Joel Sherman wrote in the New York Post that the Mets should consider going after current Yankees catcher Russell Martin if the Bombers pass on their incumbent backstop. Martin is entering free agency for the first time and is finishing up a one-year/$7.5 million deal he agreed upon last winter with the Yankees. His batting average has been going down since he was with the Dodgers in 2008, and this year was no different, as he put up a .211/.311/.403 line, but has been coming up with big hits (specifically, big home runs) to help the team in 2012.
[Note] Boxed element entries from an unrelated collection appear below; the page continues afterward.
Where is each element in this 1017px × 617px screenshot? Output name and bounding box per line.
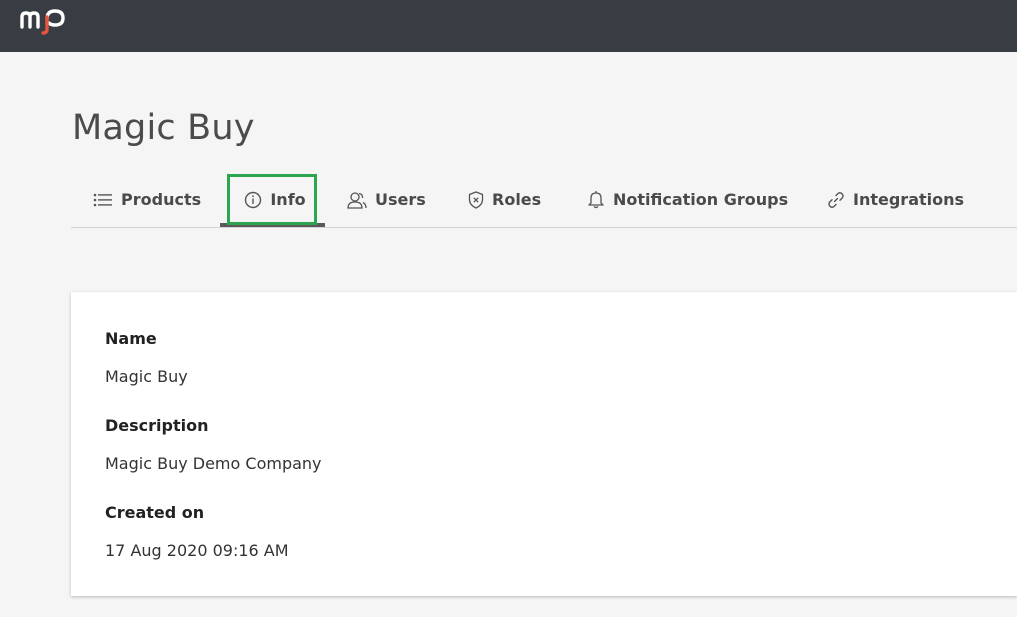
tab-label: Products <box>121 190 202 209</box>
field-value-created-on: 17 Aug 2020 09:16 AM <box>105 541 289 560</box>
tab-integrations[interactable]: Integrations <box>827 172 964 227</box>
page-title: Magic Buy <box>72 108 255 148</box>
users-icon <box>347 191 367 209</box>
tab-users[interactable]: Users <box>347 172 426 227</box>
top-navbar <box>0 0 1017 52</box>
tab-notification-groups[interactable]: Notification Groups <box>587 172 788 227</box>
field-label-description: Description <box>105 416 209 435</box>
tab-label: Users <box>375 190 426 209</box>
tab-products[interactable]: Products <box>93 172 201 227</box>
app-logo[interactable] <box>20 5 72 35</box>
link-icon <box>828 191 844 208</box>
field-label-created-on: Created on <box>105 503 205 522</box>
tab-label: Integrations <box>853 190 965 209</box>
field-value-name: Magic Buy <box>105 367 188 386</box>
tab-bar: Products Info Users Roles Notification G… <box>71 172 1017 228</box>
info-card: Name Magic Buy Description Magic Buy Dem… <box>71 292 1017 596</box>
list-icon <box>93 193 112 206</box>
highlight-box <box>227 174 317 225</box>
shield-icon <box>468 190 484 209</box>
tab-label: Roles <box>492 190 542 209</box>
field-label-name: Name <box>105 329 157 348</box>
bell-icon <box>588 191 604 209</box>
field-value-description: Magic Buy Demo Company <box>105 454 322 473</box>
tab-roles[interactable]: Roles <box>468 172 541 227</box>
tab-label: Notification Groups <box>613 190 789 209</box>
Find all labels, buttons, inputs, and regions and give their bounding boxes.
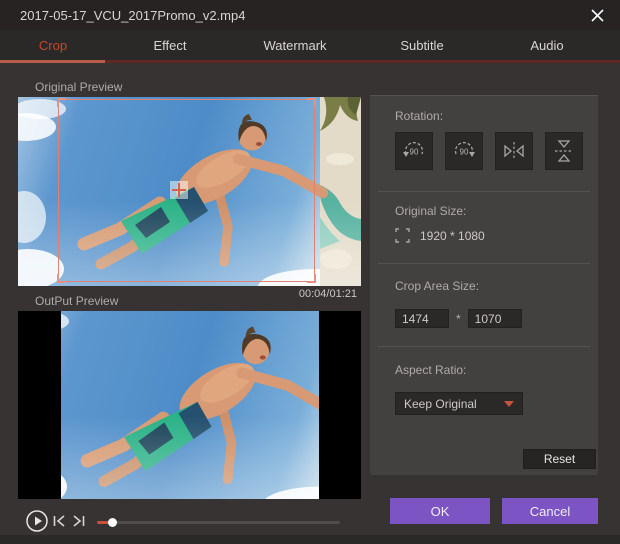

The Mets will look to be in the market for a right-handed catcher, as they will want to see what else is available outside of Kelly Shoppach. If Martin does become available for the Amazins and he only commands a one- or two-year deal in the open market, Sherman makes some good points to consider; he has a lot more power than any of New York’s current options (18 HR in ’11, 21 in ’12) and has experience as a starter in the Big Apple (125 games played in ’11 and 133 in ’12 with NYY). Going into his age-30 season, he’s the perfect mix of youth and experience to help mentor Thole and a mostly young pitching staff.
He would fit well into what the Mets need, but Sherman also mentioned that he could be looking for a three-year deal in the range of the $15.5 million Chris Iannetta just got from the Angels, which may take the Sandy Alderson and company out of the running, especially since a team like the Yankees could pony up that kind of dough easier than their buddies across town.